On Tuesday, 27 March 2018 at 10:46:03 UTC, bauss wrote:
On Tuesday, 27 March 2018 at 10:31:34 UTC, Chris wrote:
On Tuesday, 27 March 2018 at 06:42:29 UTC, Anton Fediushin
wrote:
[snip]
"The only thing worse than being talked about is not being
talked about." Oscar Wilde
"There's no such thing as bad publicity except your own
obituary." Brendan Behan
Well, maybe the odd person will keep D in the back of his/her
mind, also it says:
"But it is a convenient way to taste managed memory and all of
the “new” concepts without leaving familiar tool chains and
losing the C library."
So someone who's interested in that (plus C-interoperability!)
might give D a shot. I was one of them a long long time ago.

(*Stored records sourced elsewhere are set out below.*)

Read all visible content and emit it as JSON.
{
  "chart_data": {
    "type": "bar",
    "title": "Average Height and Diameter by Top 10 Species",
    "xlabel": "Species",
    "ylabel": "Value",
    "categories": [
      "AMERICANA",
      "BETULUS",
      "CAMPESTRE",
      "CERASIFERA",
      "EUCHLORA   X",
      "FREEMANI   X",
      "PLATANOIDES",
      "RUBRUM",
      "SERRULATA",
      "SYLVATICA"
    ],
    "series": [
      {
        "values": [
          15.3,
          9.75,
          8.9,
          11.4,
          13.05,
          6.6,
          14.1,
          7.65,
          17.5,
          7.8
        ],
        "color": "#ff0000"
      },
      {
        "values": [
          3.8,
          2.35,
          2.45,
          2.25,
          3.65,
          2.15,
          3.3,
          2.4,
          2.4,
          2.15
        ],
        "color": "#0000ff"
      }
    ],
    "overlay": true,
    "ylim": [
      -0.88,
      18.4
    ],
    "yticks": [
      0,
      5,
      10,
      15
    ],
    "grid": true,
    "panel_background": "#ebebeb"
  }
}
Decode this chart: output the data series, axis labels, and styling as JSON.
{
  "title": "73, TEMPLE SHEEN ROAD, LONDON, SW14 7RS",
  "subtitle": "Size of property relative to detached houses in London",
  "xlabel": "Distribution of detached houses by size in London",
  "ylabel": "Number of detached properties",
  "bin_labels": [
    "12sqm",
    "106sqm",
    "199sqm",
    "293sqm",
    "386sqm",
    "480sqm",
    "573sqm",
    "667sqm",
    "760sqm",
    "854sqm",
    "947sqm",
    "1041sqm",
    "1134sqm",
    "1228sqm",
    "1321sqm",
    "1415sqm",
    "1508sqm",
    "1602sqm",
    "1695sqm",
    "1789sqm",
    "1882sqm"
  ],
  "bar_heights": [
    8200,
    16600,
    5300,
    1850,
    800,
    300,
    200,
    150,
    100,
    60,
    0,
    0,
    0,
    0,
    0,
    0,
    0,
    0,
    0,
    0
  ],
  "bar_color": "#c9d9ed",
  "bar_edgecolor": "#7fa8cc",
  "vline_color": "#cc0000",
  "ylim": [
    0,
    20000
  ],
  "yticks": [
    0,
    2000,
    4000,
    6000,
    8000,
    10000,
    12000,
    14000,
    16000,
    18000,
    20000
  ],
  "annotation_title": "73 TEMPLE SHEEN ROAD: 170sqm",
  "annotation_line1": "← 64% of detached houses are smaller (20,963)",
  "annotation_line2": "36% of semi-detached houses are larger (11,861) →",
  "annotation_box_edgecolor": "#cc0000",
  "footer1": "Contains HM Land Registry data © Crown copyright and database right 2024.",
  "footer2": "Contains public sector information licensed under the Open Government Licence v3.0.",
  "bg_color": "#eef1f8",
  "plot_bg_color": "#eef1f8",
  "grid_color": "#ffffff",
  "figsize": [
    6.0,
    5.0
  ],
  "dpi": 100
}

Yes that is true, BUT it also gives the wrong portray of D,
when in fact D could fit into most, if not all the categories
listed, but it's portrayed as if it only fits for C/C++
programmers and again not as something serious, but as a
semi-useless toy.
I agree. However, these are misconceptions that D has had to live
with for years. It's hard to get rid of them. On the bright side,
D gets a mention while years ago it wouldn't even have made it
onto the list, which is a good sign, because it shows that D is
on the tech-radar. Apparently it is being talked about and
mentioned elsewhere in the tech-world and the author felt he
couldn't just leave it out.
Also, as this thread shows, people take the language descriptions
in the article with a grain of salt anyway (and rightly so!). So
I think, all things considered, it's a good sign that D got
mentioned. I remember, in the old days people would wonder why D
wasn't on lists like that at all. So there's some progress there.